Dicko and Bodger are Compozzies. They are engineered from dead remains, Australians in this case, having personalities and memories made up from the genes of several characters. Whether or not this is scientifically possible is beside the question. Are such memories retained in genes? Despite the fact that they had every stereotype Australian from Skippy to Crocodile Dundee speaking for the pair, the 'big thick guy/small smart guy' partnership reminded me of 'Of Mice and Men'.
The poor lads work out in the midday sun every day of the year with the snag that it's an endless day and always midday. Nothing would be right without a woman, of course, and one arrives to spice things up a little. She's called Sheila (what else?) though I couldn't help thinking of Dame Edna. Now, this is something you won't believe! She has a pouch. She's a marsupial.

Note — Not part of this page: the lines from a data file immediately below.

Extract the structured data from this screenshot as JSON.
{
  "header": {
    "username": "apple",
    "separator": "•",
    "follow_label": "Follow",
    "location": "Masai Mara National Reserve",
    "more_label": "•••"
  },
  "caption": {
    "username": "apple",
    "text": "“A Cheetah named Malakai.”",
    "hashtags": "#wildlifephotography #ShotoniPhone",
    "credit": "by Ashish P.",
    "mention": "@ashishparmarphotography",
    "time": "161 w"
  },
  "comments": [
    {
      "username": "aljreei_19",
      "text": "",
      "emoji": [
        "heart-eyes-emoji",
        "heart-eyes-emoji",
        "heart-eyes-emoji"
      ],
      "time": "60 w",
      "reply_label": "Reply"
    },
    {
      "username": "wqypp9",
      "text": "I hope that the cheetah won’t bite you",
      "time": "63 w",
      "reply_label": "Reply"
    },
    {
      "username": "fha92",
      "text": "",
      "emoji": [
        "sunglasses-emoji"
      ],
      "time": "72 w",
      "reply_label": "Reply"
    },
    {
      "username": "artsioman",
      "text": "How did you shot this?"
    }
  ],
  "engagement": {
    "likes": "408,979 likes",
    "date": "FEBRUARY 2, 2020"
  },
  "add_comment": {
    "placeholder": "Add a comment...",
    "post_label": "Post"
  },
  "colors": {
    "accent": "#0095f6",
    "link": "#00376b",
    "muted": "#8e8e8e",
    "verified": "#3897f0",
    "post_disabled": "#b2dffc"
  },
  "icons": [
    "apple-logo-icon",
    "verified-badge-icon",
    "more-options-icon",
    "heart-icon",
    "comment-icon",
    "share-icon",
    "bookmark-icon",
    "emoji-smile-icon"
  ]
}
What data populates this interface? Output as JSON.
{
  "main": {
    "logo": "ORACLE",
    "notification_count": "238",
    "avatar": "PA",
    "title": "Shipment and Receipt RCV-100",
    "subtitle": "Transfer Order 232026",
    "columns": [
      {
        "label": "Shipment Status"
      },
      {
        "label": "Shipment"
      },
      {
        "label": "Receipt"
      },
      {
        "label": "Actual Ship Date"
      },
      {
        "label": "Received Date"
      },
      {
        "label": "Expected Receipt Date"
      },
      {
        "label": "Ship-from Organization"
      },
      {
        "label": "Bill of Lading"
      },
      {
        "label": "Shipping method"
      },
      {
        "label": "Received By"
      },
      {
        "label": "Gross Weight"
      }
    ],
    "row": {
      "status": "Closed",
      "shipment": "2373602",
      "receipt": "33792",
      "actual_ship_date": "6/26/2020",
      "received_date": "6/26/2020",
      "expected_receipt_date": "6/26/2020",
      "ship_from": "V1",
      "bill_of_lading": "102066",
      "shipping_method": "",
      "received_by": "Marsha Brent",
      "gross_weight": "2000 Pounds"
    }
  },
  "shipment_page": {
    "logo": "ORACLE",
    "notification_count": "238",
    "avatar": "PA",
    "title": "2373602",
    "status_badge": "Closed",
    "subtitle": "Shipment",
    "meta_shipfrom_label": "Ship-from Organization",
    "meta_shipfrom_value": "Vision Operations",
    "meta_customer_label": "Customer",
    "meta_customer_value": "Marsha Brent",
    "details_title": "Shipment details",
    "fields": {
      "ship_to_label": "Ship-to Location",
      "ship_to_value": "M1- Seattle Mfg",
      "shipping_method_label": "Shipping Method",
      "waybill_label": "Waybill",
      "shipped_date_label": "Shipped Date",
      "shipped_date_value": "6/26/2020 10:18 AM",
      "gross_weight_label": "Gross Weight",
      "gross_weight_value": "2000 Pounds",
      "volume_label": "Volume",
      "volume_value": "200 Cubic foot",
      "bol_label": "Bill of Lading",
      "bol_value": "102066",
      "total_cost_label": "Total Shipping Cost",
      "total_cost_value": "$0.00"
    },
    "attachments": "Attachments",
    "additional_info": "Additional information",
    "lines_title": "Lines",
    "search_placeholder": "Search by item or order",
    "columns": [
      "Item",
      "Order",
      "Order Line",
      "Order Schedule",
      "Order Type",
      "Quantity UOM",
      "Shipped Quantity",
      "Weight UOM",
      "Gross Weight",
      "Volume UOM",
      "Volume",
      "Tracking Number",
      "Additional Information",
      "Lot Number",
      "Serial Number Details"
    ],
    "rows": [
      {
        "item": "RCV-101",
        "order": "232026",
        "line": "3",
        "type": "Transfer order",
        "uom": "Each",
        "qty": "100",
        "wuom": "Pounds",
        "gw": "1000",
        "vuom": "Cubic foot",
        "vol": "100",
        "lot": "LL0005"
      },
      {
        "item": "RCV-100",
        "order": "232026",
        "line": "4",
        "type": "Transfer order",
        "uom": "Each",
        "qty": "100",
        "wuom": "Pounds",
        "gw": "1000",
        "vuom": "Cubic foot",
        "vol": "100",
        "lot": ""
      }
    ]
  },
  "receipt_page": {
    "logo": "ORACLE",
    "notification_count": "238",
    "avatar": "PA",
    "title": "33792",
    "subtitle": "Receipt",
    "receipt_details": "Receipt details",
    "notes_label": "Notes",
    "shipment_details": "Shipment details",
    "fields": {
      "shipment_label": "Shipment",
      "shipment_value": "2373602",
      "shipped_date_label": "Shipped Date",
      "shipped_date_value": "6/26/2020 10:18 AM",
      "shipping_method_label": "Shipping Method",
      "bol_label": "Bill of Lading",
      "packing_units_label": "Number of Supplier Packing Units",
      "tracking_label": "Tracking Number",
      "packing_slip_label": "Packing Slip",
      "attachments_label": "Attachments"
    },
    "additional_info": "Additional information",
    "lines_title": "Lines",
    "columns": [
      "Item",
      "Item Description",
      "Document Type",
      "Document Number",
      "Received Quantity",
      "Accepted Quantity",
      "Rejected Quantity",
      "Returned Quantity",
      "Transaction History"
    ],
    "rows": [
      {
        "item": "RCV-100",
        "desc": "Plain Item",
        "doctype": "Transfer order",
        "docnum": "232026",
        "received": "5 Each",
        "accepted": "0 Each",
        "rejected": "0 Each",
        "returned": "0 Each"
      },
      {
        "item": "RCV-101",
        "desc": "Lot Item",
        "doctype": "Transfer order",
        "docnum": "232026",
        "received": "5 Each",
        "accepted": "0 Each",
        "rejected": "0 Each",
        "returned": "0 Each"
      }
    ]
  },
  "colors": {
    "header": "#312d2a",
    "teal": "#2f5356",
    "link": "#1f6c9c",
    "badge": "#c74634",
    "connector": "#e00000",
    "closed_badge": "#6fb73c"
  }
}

Some could be inclined to say this story is nonsensical nonsense but the characters and the planet absorb you after the first page. After the second page, you'll like it and when you've finished you'll be shouting, 'Fair dinkum, mate.'
There was other fiction. The second part of the novella 'After The Party' by Richard Calder will finish with the third part in the next issue. The other stories were to a high standard. Again, we have a terraforming plot and others with microbes, artificial intelligences, alternative realities and virtual realities. OK, so this is what we're on about these days but whatever happened to the good old-fashioned honest alien from outer space?
There you have it. Issue 202 with an unintelligent but otherwise good cover, very good artwork inside, good stories and good reviews so...for goodness sake buy it!